Rhodense di nascita. Sposato, e, come ama dire, “anche abbondantemente”, con una donna importante e 2 figli al seguito davvero unici! Una iena e un rugbysta. Davide si definisce “Felice”. Nella quotidianità cerca di ricavarsi sempre dei piccoli spazi per veicolare le tossine che inevitabilmente si accumulano durante la giornata. Pratica sport, principalmente di resistenza, perché sono una necessità. Ha sperimentato, in ordine di tempo, rugby, ciclismo, nuoto e per finire da qualche anno questa disciplina spettacolare che è la corsa. Si definisce “atipico a 360°”. Questo aspetto ha la sua valenza anche nello sport. Sceglie le gare in funzione delle percezioni e del livello di libertà che queste gli trasmettono, insomma ha la sindrome del nomade! Per concludere una sua citazione: “Giusto per rendere al meglio l'idea del mio nomadismo, riesco a trovare la mia identità e il mio livello di spiritualità anche attraversando Milano, di corsa la mattina presto, da Ovest ad Est. Sicuramente prediligo la montagna, ma se questa per ovvi motivi tarda a venirmi incontro allora cerco d'immaginarla dentro di me. In fondo in fondo, mi basta avere della terra sotto i piedi da calpestare per stare bene.”
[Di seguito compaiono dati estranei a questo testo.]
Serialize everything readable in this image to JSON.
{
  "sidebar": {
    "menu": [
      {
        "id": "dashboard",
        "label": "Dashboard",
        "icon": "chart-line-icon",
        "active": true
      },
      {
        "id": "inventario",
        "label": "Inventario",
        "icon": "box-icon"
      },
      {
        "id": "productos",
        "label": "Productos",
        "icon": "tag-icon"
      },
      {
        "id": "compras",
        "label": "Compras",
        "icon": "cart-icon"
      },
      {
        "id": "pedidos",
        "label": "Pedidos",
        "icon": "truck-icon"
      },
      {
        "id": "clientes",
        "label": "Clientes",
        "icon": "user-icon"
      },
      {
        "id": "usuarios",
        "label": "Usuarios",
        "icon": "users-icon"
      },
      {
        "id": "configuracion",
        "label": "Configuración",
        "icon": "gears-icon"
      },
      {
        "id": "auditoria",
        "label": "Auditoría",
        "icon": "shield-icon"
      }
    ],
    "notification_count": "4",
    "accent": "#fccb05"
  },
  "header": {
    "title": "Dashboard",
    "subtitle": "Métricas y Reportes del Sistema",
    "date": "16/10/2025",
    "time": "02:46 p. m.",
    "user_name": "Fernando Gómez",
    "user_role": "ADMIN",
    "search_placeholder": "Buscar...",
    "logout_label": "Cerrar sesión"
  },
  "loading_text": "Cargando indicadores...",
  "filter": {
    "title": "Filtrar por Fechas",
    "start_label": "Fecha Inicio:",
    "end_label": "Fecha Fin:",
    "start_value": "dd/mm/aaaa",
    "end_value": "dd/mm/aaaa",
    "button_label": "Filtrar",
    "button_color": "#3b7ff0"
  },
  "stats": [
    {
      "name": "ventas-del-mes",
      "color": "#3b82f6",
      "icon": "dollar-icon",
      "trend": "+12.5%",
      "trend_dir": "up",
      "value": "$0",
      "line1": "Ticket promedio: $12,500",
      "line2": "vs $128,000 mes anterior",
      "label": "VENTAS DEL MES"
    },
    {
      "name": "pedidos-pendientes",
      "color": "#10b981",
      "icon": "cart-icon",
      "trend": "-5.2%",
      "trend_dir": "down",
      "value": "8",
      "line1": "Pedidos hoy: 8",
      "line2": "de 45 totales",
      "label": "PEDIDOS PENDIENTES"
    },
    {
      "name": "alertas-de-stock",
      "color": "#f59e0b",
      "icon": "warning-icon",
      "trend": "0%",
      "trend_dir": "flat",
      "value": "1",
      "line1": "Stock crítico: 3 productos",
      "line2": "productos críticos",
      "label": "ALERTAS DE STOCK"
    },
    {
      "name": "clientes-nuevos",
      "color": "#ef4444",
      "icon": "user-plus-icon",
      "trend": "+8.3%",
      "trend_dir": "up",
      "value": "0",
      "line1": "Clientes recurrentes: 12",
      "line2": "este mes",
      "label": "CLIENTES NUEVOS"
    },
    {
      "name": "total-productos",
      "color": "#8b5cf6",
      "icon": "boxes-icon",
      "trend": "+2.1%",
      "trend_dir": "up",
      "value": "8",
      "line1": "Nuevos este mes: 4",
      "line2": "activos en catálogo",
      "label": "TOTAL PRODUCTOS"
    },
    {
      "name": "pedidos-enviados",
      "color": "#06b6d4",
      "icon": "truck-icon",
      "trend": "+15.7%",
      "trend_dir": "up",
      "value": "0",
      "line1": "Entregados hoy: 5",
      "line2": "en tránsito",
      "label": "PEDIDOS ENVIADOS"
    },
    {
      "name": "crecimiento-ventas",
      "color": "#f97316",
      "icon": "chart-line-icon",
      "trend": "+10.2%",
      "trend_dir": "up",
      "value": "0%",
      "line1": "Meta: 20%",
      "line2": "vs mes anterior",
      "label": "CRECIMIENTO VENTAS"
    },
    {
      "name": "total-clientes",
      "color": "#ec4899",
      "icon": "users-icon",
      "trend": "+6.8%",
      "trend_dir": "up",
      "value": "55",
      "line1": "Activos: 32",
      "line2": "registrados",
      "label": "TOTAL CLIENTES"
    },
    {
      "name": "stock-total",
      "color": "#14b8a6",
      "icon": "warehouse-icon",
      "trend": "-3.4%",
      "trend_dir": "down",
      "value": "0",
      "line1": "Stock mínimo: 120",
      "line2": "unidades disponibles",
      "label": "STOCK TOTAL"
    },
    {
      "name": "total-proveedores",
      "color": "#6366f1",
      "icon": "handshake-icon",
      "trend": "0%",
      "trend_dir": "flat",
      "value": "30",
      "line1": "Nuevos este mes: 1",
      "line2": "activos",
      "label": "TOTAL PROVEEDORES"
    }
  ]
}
Vivo ad Acqui Terme, vivibile cittadina nel sud Piemonte insieme a Lorena che mi supporta e… sopporta nelle mie imprese. Da sempre appassionato di tutto quanto riguarda lo sport (in special modo quello di fatica e lontano dai riflettori) dopo esperienze giovanili nel salto in alto (m.170) e in lungo (m.5,81) ho iniziato a percorrere km durante gli anni universitari fino alla prima maratona che mi ha segnato oltre che per la fatica anche per la pioggia incessante. Non contento di 42 km (tra cui due volte Boston e New York) e di essere sceso per 3 volte sotto il muro delle 3 ore (PB 2h56) mi sono buttato nel triathlon fino a terminare 4 ironman (PB 11h29) esordendo nel 2000 a Zurigo anche qui sotto un diluvio incessante. Dopo un intervento ai tendini d’achille che mi ha limitato per quasi un anno, tento di rientrare in piena efficienza per raggiungere un obiettivonel 2010: 50 maratone a 50 anni. Per ora sono a quota 43 con la partecipazione a Torino lo scorso aprile (naturalmente... sotto un diluvio). Se qualche organizzatore mi vuole invitare per festeggiare la mia 50^ si faccia pure avanti ma sappia fin d’ora che la sua gara oltre che fortunata per lui, per me sarà…. bagnata!